COLLARMELE. Branco di cinghiali scende in paese e distrugge vigne e campi coltivati. Cresce l'indignazione tra gli agricoltori marsicani per l'ennesimo episodio avvenuto qualche giorno fa a...
COLLARMELE. Branco di cinghiali scende in paese e distrugge vigne e campi coltivati. Cresce l'indignazione tra gli agricoltori marsicani per l'ennesimo episodio avvenuto qualche giorno fa a Collarmele. Un branco di cinghiali, spostandosi da una parte all'altra della montagna, ha completamente invaso dei campi coltivati a grano distruggendoli. Stessa sorte è toccata a dei vigneti che si trovavano nella stessa zona a poche centinaia di metri dal centro abitato.

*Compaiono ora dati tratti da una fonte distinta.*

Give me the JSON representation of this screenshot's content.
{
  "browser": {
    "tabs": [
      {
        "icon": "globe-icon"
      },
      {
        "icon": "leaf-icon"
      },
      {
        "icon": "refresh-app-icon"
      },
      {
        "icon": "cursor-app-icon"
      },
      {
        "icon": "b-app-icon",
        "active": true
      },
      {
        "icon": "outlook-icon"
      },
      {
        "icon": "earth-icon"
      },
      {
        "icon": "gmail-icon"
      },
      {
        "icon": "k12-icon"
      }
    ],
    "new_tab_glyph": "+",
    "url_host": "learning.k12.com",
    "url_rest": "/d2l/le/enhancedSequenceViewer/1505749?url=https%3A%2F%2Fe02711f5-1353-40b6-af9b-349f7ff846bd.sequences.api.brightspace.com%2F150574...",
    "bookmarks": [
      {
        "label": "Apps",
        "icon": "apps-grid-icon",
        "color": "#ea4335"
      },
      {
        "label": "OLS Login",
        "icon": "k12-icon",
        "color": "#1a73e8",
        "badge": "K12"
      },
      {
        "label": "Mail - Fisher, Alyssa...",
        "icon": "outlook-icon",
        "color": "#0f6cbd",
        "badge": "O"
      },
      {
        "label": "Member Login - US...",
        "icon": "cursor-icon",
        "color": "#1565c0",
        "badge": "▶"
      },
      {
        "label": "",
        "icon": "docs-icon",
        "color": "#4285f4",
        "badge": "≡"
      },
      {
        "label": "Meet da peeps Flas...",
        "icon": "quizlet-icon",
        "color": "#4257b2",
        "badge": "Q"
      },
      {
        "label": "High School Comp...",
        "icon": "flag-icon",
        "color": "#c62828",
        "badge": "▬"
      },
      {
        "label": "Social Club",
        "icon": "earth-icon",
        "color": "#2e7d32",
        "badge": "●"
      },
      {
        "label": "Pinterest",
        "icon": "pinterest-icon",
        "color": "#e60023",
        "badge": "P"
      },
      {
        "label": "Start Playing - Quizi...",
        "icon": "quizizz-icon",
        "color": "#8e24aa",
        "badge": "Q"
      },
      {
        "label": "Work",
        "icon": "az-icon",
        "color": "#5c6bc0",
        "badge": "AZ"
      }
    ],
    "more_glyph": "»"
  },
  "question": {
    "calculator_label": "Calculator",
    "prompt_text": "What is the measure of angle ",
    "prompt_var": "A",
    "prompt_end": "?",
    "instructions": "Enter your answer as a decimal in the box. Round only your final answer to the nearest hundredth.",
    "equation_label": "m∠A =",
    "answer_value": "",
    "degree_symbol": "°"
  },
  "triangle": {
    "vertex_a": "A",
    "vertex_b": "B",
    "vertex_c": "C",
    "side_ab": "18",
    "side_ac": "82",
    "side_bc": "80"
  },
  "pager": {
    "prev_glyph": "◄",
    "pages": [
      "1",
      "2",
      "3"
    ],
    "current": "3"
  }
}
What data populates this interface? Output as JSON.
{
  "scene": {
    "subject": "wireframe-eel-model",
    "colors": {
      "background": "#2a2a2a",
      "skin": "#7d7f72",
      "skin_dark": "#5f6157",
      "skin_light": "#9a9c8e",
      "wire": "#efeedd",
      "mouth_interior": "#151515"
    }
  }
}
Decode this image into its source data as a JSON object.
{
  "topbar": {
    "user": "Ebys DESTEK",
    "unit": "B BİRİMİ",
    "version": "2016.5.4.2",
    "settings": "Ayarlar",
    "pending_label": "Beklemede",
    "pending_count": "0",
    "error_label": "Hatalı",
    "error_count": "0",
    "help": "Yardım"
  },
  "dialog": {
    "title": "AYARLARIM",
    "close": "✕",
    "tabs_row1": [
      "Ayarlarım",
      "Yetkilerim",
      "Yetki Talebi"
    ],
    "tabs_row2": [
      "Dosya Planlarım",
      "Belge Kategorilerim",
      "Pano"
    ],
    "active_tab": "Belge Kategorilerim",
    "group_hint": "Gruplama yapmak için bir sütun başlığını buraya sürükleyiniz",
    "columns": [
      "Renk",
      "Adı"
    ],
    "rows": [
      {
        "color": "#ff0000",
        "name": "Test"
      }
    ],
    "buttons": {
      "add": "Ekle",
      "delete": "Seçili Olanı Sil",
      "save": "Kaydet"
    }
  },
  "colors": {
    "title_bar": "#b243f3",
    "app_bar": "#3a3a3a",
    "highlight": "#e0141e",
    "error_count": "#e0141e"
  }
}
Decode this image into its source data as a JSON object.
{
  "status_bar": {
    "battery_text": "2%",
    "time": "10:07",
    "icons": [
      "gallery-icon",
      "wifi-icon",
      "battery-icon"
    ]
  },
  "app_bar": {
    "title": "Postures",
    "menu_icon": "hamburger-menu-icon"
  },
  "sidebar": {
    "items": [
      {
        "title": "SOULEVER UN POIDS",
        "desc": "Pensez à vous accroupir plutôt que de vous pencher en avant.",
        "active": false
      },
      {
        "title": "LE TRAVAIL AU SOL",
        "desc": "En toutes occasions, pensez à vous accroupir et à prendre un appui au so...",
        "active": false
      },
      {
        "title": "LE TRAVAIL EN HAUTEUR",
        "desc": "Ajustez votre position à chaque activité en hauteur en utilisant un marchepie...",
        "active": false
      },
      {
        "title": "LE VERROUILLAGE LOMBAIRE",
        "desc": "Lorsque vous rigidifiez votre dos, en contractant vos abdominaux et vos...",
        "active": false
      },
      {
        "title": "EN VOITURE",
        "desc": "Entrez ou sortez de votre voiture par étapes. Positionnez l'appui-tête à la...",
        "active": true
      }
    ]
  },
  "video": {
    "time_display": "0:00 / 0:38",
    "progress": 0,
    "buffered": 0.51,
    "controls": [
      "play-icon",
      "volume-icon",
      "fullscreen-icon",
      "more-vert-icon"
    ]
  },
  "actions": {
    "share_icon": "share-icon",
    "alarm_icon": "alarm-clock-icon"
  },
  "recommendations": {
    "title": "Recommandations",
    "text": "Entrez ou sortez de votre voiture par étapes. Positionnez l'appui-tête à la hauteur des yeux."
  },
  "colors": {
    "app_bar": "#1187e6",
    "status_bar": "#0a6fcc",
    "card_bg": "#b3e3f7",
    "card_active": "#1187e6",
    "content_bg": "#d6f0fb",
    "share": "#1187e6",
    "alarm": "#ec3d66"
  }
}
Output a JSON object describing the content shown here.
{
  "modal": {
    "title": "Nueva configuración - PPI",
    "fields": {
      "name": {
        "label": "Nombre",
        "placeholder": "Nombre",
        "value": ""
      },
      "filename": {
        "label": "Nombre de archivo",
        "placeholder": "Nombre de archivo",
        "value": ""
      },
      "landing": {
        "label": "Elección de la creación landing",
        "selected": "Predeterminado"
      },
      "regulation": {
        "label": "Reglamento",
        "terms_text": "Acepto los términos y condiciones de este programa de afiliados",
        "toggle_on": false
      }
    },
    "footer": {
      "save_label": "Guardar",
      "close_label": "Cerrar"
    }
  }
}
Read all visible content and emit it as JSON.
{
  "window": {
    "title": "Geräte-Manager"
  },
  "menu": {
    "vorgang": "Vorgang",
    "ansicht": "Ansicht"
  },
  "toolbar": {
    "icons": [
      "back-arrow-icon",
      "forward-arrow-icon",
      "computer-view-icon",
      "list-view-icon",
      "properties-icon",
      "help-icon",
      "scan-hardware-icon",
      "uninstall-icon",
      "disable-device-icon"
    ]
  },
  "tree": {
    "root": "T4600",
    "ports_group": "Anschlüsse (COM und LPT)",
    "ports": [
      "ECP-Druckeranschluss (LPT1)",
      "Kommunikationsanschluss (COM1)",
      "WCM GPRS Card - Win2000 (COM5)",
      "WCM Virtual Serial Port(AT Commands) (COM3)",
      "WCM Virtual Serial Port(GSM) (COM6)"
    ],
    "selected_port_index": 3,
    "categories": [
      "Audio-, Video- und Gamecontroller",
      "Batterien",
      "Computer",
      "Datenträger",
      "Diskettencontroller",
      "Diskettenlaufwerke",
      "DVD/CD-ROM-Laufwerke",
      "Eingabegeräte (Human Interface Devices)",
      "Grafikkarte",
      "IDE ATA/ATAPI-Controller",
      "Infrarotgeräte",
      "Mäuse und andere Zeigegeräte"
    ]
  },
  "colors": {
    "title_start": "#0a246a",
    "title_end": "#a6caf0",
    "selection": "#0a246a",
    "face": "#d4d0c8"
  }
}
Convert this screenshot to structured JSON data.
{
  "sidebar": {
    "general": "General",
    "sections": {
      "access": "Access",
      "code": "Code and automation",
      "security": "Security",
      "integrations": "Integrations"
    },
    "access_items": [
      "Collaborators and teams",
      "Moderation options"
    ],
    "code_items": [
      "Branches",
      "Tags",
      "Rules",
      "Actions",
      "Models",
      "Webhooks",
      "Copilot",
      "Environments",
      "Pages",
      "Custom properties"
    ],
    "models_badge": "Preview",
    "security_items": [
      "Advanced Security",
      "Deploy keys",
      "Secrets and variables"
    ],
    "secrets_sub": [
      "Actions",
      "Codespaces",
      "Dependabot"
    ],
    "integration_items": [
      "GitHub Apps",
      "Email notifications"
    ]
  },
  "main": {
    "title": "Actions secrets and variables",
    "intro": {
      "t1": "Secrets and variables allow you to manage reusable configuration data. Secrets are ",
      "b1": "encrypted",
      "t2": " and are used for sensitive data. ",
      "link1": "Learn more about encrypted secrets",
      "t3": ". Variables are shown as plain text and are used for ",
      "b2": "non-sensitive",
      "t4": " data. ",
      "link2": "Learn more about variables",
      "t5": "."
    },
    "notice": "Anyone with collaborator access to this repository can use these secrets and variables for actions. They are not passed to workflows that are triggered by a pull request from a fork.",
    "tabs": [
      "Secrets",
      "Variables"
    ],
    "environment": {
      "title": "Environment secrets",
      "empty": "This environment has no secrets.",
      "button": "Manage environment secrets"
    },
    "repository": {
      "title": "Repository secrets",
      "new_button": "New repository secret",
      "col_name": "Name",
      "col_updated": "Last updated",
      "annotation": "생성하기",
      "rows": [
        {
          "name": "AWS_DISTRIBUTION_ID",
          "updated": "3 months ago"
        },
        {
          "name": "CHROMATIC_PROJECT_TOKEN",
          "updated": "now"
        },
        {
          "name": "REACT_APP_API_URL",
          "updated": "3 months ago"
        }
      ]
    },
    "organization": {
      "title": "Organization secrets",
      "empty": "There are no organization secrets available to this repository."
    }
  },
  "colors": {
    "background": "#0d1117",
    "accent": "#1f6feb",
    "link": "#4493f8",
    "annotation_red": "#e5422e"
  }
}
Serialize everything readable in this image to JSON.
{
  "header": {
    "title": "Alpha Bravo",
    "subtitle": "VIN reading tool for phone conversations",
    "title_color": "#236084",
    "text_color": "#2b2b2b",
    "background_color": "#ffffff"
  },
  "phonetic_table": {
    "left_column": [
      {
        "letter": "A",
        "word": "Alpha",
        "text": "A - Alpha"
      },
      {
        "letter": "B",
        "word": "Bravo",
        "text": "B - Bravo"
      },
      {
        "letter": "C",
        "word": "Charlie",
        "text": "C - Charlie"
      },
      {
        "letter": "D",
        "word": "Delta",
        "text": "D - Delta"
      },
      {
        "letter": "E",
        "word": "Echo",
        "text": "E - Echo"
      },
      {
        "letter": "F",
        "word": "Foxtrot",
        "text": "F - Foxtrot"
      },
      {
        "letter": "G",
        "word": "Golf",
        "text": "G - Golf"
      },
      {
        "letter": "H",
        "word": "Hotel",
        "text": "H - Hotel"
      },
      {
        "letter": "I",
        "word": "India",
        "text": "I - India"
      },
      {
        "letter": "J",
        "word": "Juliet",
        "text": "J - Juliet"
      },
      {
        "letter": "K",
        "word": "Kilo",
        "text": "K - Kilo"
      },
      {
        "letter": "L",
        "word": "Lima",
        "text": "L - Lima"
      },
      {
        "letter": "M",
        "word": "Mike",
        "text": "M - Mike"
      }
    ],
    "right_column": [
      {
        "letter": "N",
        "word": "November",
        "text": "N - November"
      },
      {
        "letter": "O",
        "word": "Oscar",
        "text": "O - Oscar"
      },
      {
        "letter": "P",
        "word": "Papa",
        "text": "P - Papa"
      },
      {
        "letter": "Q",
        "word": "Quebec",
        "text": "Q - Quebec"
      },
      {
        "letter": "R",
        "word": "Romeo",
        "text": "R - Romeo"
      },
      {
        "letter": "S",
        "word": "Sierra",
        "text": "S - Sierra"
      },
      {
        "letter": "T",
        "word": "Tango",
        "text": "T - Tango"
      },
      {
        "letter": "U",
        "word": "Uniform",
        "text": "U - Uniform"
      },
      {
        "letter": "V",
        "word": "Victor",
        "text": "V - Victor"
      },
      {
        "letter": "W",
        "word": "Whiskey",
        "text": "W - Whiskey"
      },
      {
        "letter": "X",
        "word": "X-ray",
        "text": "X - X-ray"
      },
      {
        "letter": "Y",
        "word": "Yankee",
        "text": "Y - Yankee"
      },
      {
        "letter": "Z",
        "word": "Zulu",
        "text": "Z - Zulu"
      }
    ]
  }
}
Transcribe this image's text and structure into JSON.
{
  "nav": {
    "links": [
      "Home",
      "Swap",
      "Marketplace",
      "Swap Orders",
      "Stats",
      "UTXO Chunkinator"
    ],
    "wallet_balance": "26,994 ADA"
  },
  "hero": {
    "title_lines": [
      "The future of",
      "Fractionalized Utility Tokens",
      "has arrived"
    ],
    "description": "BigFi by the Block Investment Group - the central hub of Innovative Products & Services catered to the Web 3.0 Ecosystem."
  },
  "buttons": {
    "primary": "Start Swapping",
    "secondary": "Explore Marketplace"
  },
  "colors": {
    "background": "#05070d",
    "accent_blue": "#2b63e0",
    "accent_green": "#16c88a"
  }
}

Ad accorgersi dell'accaduto sono stati i proprietari dei terreni che da lontano hanno visto una decina di cinghiali attraversare i campi e poi spostarsi verso l'entroterra. Non appena gli animali si sono allontanati gli agricoltori hanno potuto constatare l'entità dei danni. La maggior parte del grano è stato danneggiato e quindi non potrà più essere raccolto e utilizzato. Le vigne sono state rotte e spezzate e difficilmente potranno portare a maturazione l'uva. L'episodio è avvenuto proprio nei giorni in cui la Provincia dell'Aquila ha avviato su tutto il territorio l'abbattimento selettivo dei cinghiali come previsto dal piano di controllo della popolazione approvato dall'Ispra. Il personale della Polizia provinciale sta coordinando le operazioni in collaborazione con i cacciatori con qualifica di sele-controllore e coadiutore, designati dagli ambiti territoriali di caccia (Atc) della Provincia.(e.b.)